"I feel good and happy about the materials. To me a picture is worth 1000 words."
WIC participant

Emotion-Based Materials

Why consider emotion-based approaches?

For years, nutrition education focused on knowledge. We believed that if people knew and understood nutrition, behavior change would follow. If we provided clear, concise and accurate information and transferred knowledge, we were doing our best as educators. We sometimes viewed parents who didn’t act on our advice as unmotivated.

We were wrong. One look at the staggering obesity crisis in America proves it. Most people know what they have to do to lose weight—eat less and move more—but they aren’t doing it. Knowledge alone is unlikely to be persuasive enough to change behaviors.

Nutrition programs are now being held to a new standard: behavior change. It is not enough to transfer knowledge because knowing is not the same as doing. Our challenge is to change behaviors—and that calls for a new approach.

Why consider emotion-based approaches? People make decisions based not on knowledge alone, but on feelings. Emotion-based messages feature emotion-based reasons for taking health-related actions.

How does an emotion-based approach differ from a traditional logic-based approach?

Suppose you want to encourage a mother to feed her child more fruits and vegetables. Which approach is likely to be more persuasive?

  • Logic based reason: Fruits and vegetables are good for your child. They contain vitamins, minerals and fiber that prevent disease. They are also helpful in preventing excess weight gain because they are low in calories.
  • Emotion-based approach: Every mother who loves her children does extraordinary things to make their lives better. She knows her children trust her to provide the very best for them everyday—and she delivers. Offering fruits and vegetables has the power to change the lives of children. They help them maintain a healthy weight—so important to keeping up with friends—and protect them from disease. Wouldn’t it be wonderful if every mother could do this for her child?
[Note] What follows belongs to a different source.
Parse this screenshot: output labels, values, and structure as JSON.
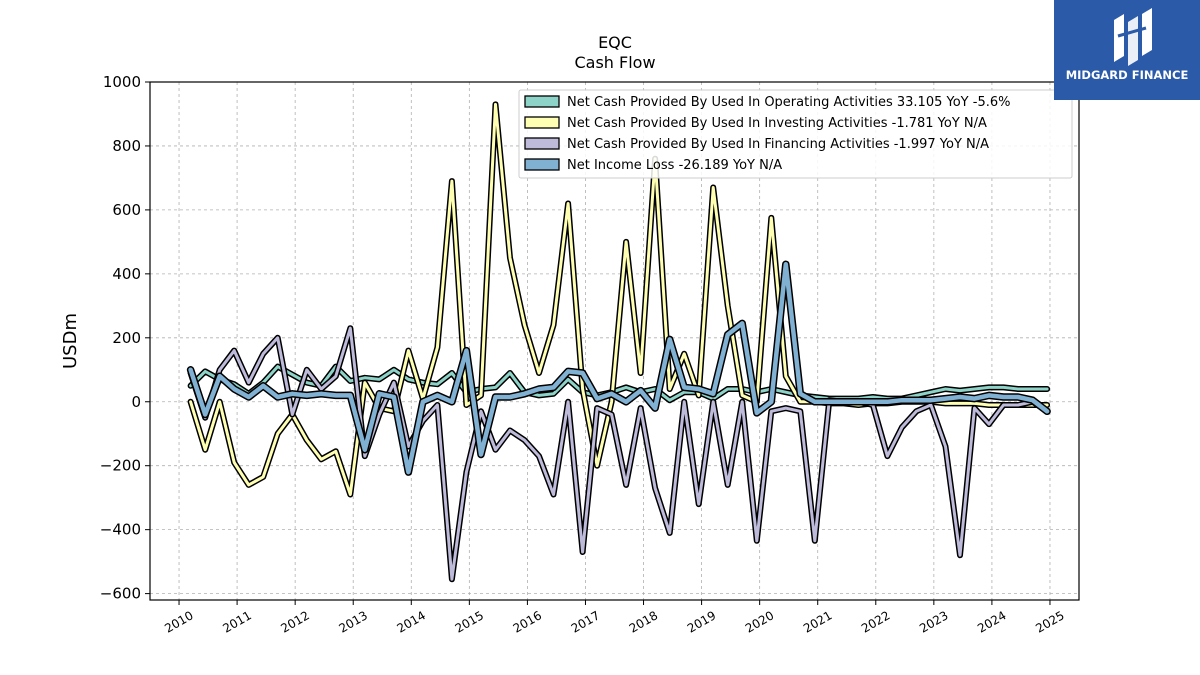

Making mothers feel good about themselves and what they do for their child every day is more likely to resonate and lead to behavior change than simply providing factual information on fruits and vegetables. Emotion-based approaches represent an effective way to capture attention, “hook” the parent with the benefits of taking action, and change behaviors.

So what motivates WIC mothers?

People can know what to do, how to do it and why they should do it—and still not do it. Our challenge is to increase people’s desire and resolve to change. The first step in creating emotion-based materials is to identify what motivates people.

Motivations are powerful. Rather than trying to motivate WIC mothers by “planting” our motivations into them, we listened to what mothers were saying in focus groups to identify powerful motivators that would likely drive their behaviors. The emotion-based materials featured in this website reflect those motivations:

  • I want to be a good parent
  • I want to be intelligent
  • I want to know that I am powerful and what I do makes a difference in my child’s life
  • I want to be in control
  • I want to feel secure
  • I want to feel successful
  • I want to feel good about myself when I take care of my child
  • I am willing to make sacrifices to care for my child because that is what great moms do
  • I want to believe in my power to change the course of my child’s life by the actions I take
  • I want to have a meaningful impact on my family
  • I want to show that I am worthy of my child’s trust
  • I want my children to know that they can count on me--and I will deliver
  • I want to keep my child safe
  • I want to lead my child towards a successful life

Motivation isn’t a commodity we can buy, shift or transfer. Motivations are buried deep in people’s hearts, not their heads, and are unleashed by emotion-based approaches rather than by knowledge-based approaches.

Why telling people “it’s good for you” doesn’t work

Effective messages make people feel good about themselves. Telling someone to eat something because it is “good for them” does not invoke positive feelings. Logic-based messages that focus solely on health benefits often feel like lectures. They make people feel guilty about what they do, fearful of death and disease and inadequate as parents or individuals. They do not evoke positive feelings that lead to behavior change.

What about parents who want logic and facts, not emotion?

We want to believe that people make decisions based on facts and logic. After all, we’re rational, thoughtful people, right? The truth is that people make decisions based on feelings and justify them with logic. This doesn’t mean that people don’t want facts. Of course they do. But it is more effective to present facts in small doses after you have touched their hearts and tapped into their motivations.

The Touching Hearts, Touching Minds emotion-based materials featured on this website are designed to touch people’s heart first, usually with an engaging visual, and then provide information to act on. Both emotion and facts are needed for behavior change.

Can emotion-based materials work with traditional counseling?

As nutrition educators, it is our job to help parents motivate themselves. To make this experience seamless and congruent for WIC families, we need every contact with WIC to focus on the same thing—the powerful motivators that already exist in our participants. Traditional counseling rarely targets powerful intrinsic motivations, leaving parents unaffected when educators present only logic-based reasons for making changes.

Changing to emotion-based strategies, materials and messages all at once can be overwhelming and frustrating. If you’re interested in feeling the power of emotion-based counseling, incorporate small changes into traditional counseling over time.